Redmondmag: What makes unmanaged devices one of the most dangerous blind spots in modern environments?
Helgering: In modern IT environments, organizations do a lot to secure their corporate devices --keeping them up to date, enforcing security configurations, deploying EDR and AV solutions, patching vulnerabilities and making sure access is granted only through device compliance. That's all standard practice.
But when unmanaged devices are allowed into the mix, we're basically flying blind. We lose visibility, and more importantly, we lose control. There's no way to confirm these devices are secure or that they follow our policies and configurations.
According to the Microsoft Digital Defense Report, users are 71 percent more likely to get infected when working from an unmanaged device. That number should be a wake-up call. Honestly, this doesn't get discussed enough -- and in my opinion, we need to start taking it a lot more seriously.
Can you summarize the six methods and when each is most effective?
Let's get the less effective (but still worth mentioning) ones out of the way first.
First, some organizations decide to just ignore the problem entirely and let unmanaged devices access the environment. That's a bad idea. It creates risk and zero control, but unfortunately, it still happens.
Next is enforcing device enrollment. This works fine for corporate-owned devices and helps us stay in control. The issue comes when people start enrolling personal devices -- either because it's allowed or by accident. My take? Personal devices aren't ours to manage. We end up with way too much control over something that isn't corporate property.
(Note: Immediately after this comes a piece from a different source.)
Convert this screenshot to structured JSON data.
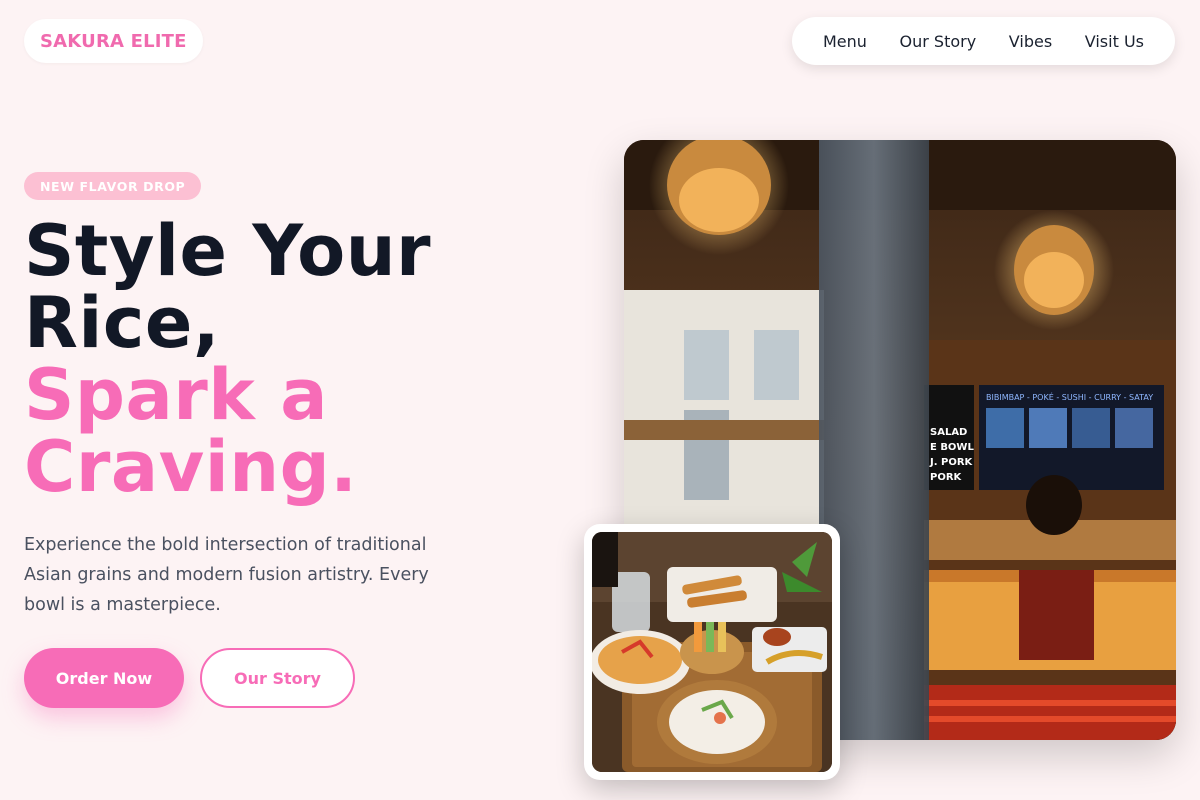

Now for the stronger methods.
One of the better strategies is putting the organization on a path toward eliminating unmanaged devices. If we could block them altogether and move on, great. That would fix the problem. But let's be honest, this isn't realistic for most organizations. Still, it's worth aiming for, or at the very least applying this approach to high-profile users like admins and execs.
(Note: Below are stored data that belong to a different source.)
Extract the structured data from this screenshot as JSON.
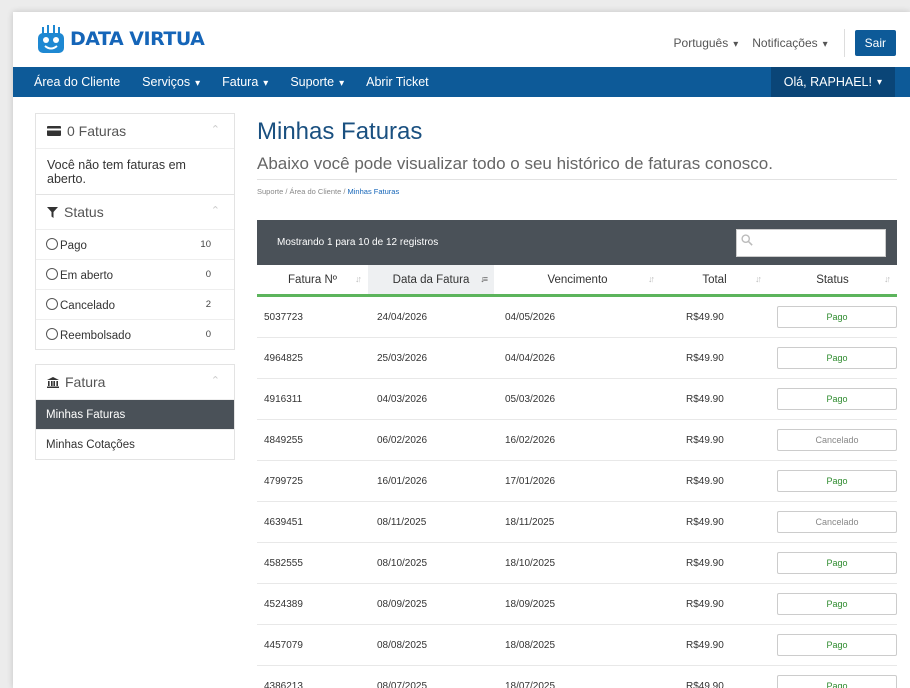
{
  "header": {
    "brand": "DATA VIRTUA",
    "language": "Português",
    "notifications": "Notificações",
    "logout": "Sair"
  },
  "navbar": {
    "items": [
      {
        "label": "Área do Cliente",
        "dropdown": false
      },
      {
        "label": "Serviços",
        "dropdown": true
      },
      {
        "label": "Fatura",
        "dropdown": true
      },
      {
        "label": "Suporte",
        "dropdown": true
      },
      {
        "label": "Abrir Ticket",
        "dropdown": false
      }
    ],
    "greeting": "Olá, RAPHAEL!"
  },
  "sidebar": {
    "invoices_panel": {
      "title": "0 Faturas",
      "message": "Você não tem faturas em aberto."
    },
    "status_panel": {
      "title": "Status",
      "items": [
        {
          "label": "Pago",
          "count": "10"
        },
        {
          "label": "Em aberto",
          "count": "0"
        },
        {
          "label": "Cancelado",
          "count": "2"
        },
        {
          "label": "Reembolsado",
          "count": "0"
        }
      ]
    },
    "fatura_panel": {
      "title": "Fatura",
      "items": [
        {
          "label": "Minhas Faturas",
          "active": true
        },
        {
          "label": "Minhas Cotações",
          "active": false
        }
      ]
    }
  },
  "main": {
    "title": "Minhas Faturas",
    "subtitle": "Abaixo você pode visualizar todo o seu histórico de faturas conosco.",
    "breadcrumb": [
      "Suporte",
      "Área do Cliente",
      "Minhas Faturas"
    ],
    "table": {
      "info": "Mostrando 1 para 10 de 12 registros",
      "search_placeholder": "",
      "columns": [
        "Fatura Nº",
        "Data da Fatura",
        "Vencimento",
        "Total",
        "Status"
      ],
      "rows": [
        {
          "id": "5037723",
          "date": "24/04/2026",
          "due": "04/05/2026",
          "total": "R$49.90",
          "status": "Pago"
        },
        {
          "id": "4964825",
          "date": "25/03/2026",
          "due": "04/04/2026",
          "total": "R$49.90",
          "status": "Pago"
        },
        {
          "id": "4916311",
          "date": "04/03/2026",
          "due": "05/03/2026",
          "total": "R$49.90",
          "status": "Pago"
        },
        {
          "id": "4849255",
          "date": "06/02/2026",
          "due": "16/02/2026",
          "total": "R$49.90",
          "status": "Cancelado"
        },
        {
          "id": "4799725",
          "date": "16/01/2026",
          "due": "17/01/2026",
          "total": "R$49.90",
          "status": "Pago"
        },
        {
          "id": "4639451",
          "date": "08/11/2025",
          "due": "18/11/2025",
          "total": "R$49.90",
          "status": "Cancelado"
        },
        {
          "id": "4582555",
          "date": "08/10/2025",
          "due": "18/10/2025",
          "total": "R$49.90",
          "status": "Pago"
        },
        {
          "id": "4524389",
          "date": "08/09/2025",
          "due": "18/09/2025",
          "total": "R$49.90",
          "status": "Pago"
        },
        {
          "id": "4457079",
          "date": "08/08/2025",
          "due": "18/08/2025",
          "total": "R$49.90",
          "status": "Pago"
        },
        {
          "id": "4386213",
          "date": "08/07/2025",
          "due": "18/07/2025",
          "total": "R$49.90",
          "status": "Pago"
        }
      ]
    }
  },
  "colors": {
    "brand": "#1565b8",
    "navbar": "#0d5a98",
    "dark_panel": "#4a5158",
    "accent_green": "#5cb45c",
    "status_paid": "#2e8b2e",
    "status_cancelled": "#888888"
  },
  "icons": {
    "logo": "robot-logo-icon",
    "invoices": "credit-card-icon",
    "status": "filter-icon",
    "fatura": "bank-icon",
    "collapse": "chevron-up-icon",
    "search": "search-icon",
    "sort": "sort-icon"
  }
}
Finally, we could implement solutions in Microsoft 365 that help us strike a better balance. Tools like Mobile Application Management, App-Enforced Restrictions and Session Policies give us a way to mitigate specific security risks while still providing secure access for people working from unmanaged devices. It's not perfect, but it's practical (and secure enough for most organizations).
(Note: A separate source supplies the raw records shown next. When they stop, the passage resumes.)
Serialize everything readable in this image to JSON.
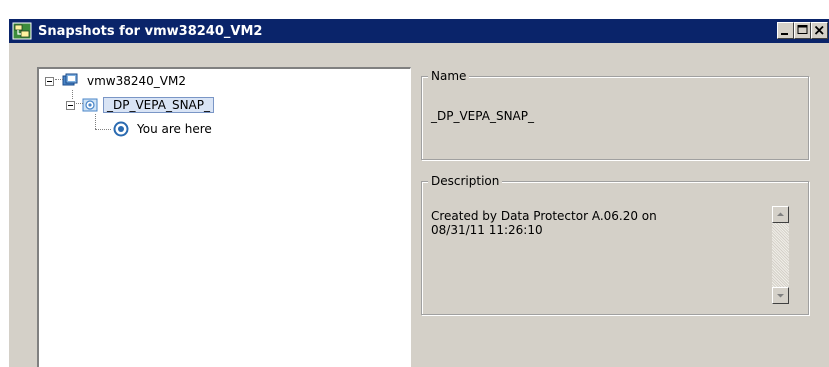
{
  "window": {
    "title": "Snapshots for vmw38240_VM2"
  },
  "tree": {
    "root": {
      "label": "vmw38240_VM2",
      "icon": "vm-icon"
    },
    "snapshot": {
      "label": "_DP_VEPA_SNAP_",
      "icon": "snapshot-icon"
    },
    "current": {
      "label": "You are here",
      "icon": "you-are-here-icon"
    }
  },
  "details": {
    "name_legend": "Name",
    "name_value": "_DP_VEPA_SNAP_",
    "description_legend": "Description",
    "description_value": "Created by Data Protector A.06.20 on\n08/31/11 11:26:10"
  },
  "colors": {
    "titlebar": "#0a246a",
    "window_bg": "#d4d0c8",
    "selection": "#d9e4f5"
  }
}
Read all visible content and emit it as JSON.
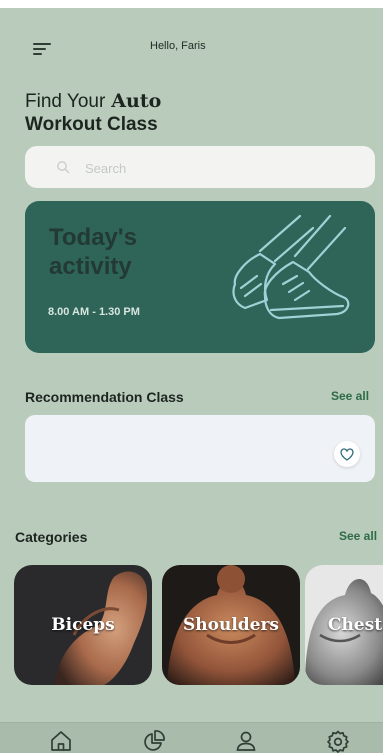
{
  "header": {
    "menu_icon": "hamburger-menu-icon",
    "greeting": "Hello, Faris"
  },
  "hero": {
    "title_prefix": "Find Your",
    "title_highlight": "Auto",
    "title_line2": "Workout Class"
  },
  "search": {
    "placeholder": "Search",
    "value": "",
    "icon": "search-icon"
  },
  "activity": {
    "title": "Today's activity",
    "time": "8.00 AM - 1.30 PM",
    "icon": "running-shoe-icon",
    "colors": {
      "card": "#2f6459",
      "lines": "#9fd2d6"
    }
  },
  "recommendation": {
    "title": "Recommendation Class",
    "see_all": "See all",
    "card_icon": "heart-icon"
  },
  "categories": {
    "title": "Categories",
    "see_all": "See all",
    "items": [
      {
        "label": "Biceps"
      },
      {
        "label": "Shoulders"
      },
      {
        "label": "Chest"
      }
    ]
  },
  "bottom_nav": {
    "items": [
      {
        "icon": "home-icon"
      },
      {
        "icon": "pie-chart-icon"
      },
      {
        "icon": "profile-icon"
      },
      {
        "icon": "settings-icon"
      }
    ]
  },
  "colors": {
    "background": "#b9cbbb",
    "accent": "#2d6b46",
    "card_dark": "#2f6459"
  }
}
How can organizations prioritize protection if they lack full device visibility?
First things first, identify user groups that you know are working from unmanaged devices. Maybe your marketing team is running on MacOS machines that haven't been onboarded into Intune yet. Maybe some users are still stuck working from outdated VDI environments. Or maybe you've got a pool of freelancers using their own personal devices, even though they could probably be just as effective -- and a lot more secure -- on a managed Windows 365 Cloud PC.
You won't be able to flip full visibility overnight. But if you can shift things so that unmanaged devices become the small exception, instead of a larger part of your environment, then you're already making serious progress. Fewer unmanaged devices means more visibility, tighter control, and way better protection across the board.
How can zero trust be extended to unmanaged endpoints?
Solutions like Mobile Application Management (MAM) for Android, iOS and Windows are key to sticking to our zero trust principles when we're dealing with unmanaged devices. They give us the ability to enforce device compliance, apply data protection controls, ensure secure authentication, and even do remote wipes. It's a way to put boundaries around access to corporate apps and data without touching the personal side of the device.
And if your organization is ready for it, you can take it a step further: use Conditional Access to completely block access from unmanaged devices and shut the door entirely. That's the cleanest route, but obviously not something every organization can pull off right away.
How do you measure the success of these protective methods?
I measure success based on a few things. First, what percentage of unmanaged devices are accessing the environment compared to managed ones? Then I look at whether we actually applied security policies or solutions to those unmanaged devices -- or did we miss a chunk that somehow slipped through?
At the end of the day, my job is to identify the risks and recommend the right solutions. But if those percentages are acceptable to my customer, and we've mitigated the risks we set out to address, then yeah, I consider it a success.